Wakefield affirmatively pled in his complaint that he did not exhaust his adminsitrative remedies. He alleged that he did not present the facts in his complaint for review through the grievance procedure because he only sought monetary relief. Complaint, p. 2. Wakefield's assertion that monetary relief is not available in the California prison administrative appeal process does not aid him because the U.S. Supreme Court has decided that even when the prisoner seeks relief not available in grievance proceedings, notably money damages, exhaustion is a prerequisite to suit. Booth v.
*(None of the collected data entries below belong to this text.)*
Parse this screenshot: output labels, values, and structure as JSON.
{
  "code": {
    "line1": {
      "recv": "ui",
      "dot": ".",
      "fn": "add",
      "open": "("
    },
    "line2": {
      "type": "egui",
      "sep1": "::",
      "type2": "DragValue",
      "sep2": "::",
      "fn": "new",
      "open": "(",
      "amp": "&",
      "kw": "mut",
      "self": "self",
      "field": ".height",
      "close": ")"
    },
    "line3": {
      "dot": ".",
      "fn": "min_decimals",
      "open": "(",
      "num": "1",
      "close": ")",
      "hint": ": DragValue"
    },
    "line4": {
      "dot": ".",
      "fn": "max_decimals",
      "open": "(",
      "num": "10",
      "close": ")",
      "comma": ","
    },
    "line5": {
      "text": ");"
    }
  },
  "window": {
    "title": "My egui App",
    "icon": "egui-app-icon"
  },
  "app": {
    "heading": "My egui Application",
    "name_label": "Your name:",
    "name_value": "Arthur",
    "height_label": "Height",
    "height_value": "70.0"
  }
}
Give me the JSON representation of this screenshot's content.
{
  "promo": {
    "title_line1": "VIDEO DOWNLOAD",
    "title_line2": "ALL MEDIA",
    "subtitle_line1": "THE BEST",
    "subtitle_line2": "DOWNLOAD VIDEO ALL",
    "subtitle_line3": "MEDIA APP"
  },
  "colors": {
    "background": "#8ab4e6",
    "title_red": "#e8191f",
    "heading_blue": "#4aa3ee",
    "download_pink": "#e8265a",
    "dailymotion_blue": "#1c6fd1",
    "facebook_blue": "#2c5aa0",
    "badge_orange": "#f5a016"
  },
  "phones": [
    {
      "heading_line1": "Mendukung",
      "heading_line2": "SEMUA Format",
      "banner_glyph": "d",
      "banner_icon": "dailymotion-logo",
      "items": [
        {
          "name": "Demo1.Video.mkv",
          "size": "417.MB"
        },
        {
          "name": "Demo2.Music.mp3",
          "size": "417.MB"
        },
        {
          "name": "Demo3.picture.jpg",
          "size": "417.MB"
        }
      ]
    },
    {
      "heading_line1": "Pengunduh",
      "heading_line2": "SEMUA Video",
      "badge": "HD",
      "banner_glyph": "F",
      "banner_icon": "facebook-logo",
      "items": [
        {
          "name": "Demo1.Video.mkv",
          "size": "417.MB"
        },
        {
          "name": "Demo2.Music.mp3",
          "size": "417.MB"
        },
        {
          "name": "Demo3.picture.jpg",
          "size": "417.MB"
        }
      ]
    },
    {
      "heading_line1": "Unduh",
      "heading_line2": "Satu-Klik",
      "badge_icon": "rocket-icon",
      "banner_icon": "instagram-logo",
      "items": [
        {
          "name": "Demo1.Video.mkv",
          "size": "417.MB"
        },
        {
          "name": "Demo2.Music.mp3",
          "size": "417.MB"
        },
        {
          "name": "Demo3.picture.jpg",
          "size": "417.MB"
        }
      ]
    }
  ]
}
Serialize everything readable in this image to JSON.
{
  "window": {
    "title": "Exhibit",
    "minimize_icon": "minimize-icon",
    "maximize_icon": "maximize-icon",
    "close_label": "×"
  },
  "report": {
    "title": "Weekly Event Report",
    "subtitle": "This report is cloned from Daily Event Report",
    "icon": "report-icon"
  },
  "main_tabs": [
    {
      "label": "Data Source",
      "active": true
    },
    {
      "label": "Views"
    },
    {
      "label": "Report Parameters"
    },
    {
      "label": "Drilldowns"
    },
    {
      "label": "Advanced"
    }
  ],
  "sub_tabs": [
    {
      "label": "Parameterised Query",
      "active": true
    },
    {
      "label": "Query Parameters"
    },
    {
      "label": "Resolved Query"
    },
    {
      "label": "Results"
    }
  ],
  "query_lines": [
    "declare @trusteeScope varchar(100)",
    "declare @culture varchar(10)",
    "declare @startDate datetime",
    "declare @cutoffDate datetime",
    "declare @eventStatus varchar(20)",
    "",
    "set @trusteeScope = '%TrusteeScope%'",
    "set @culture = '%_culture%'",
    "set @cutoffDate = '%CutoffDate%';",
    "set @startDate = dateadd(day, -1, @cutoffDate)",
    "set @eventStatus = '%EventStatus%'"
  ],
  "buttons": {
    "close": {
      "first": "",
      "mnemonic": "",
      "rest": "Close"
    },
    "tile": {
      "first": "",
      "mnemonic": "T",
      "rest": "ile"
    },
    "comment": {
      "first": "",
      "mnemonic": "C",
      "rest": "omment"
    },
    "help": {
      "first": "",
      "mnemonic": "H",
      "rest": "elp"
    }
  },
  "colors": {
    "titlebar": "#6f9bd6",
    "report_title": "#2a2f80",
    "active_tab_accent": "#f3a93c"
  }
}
Churner, 532 U.S. 731, 741 (2001). Some relief is available in the California prison administrative grievance system. Wakefield therefore must exhaust his administrative remedies before he may file a civil rights action in federal court. Although exhaustion of administrative remedies is an affirmative defense, "[a] prisoner's concession to nonexhaustion is a valid ground for dismissal, so long as no exception to exhaustion applies." Wyatt v. Terhune, 315 F.3d 1108, 1120 (9th Cir. 2003). That is the case here: Wakefield concedes that he did not exhaust his administrative remedies and the exception on which he relies has already been rejected by the U.S. Supreme Court.
This action is DISMISSED without prejudice to Wakefield filing a new action after he exhausts the available administrative remedies. The in forma pauperis application is DENIED.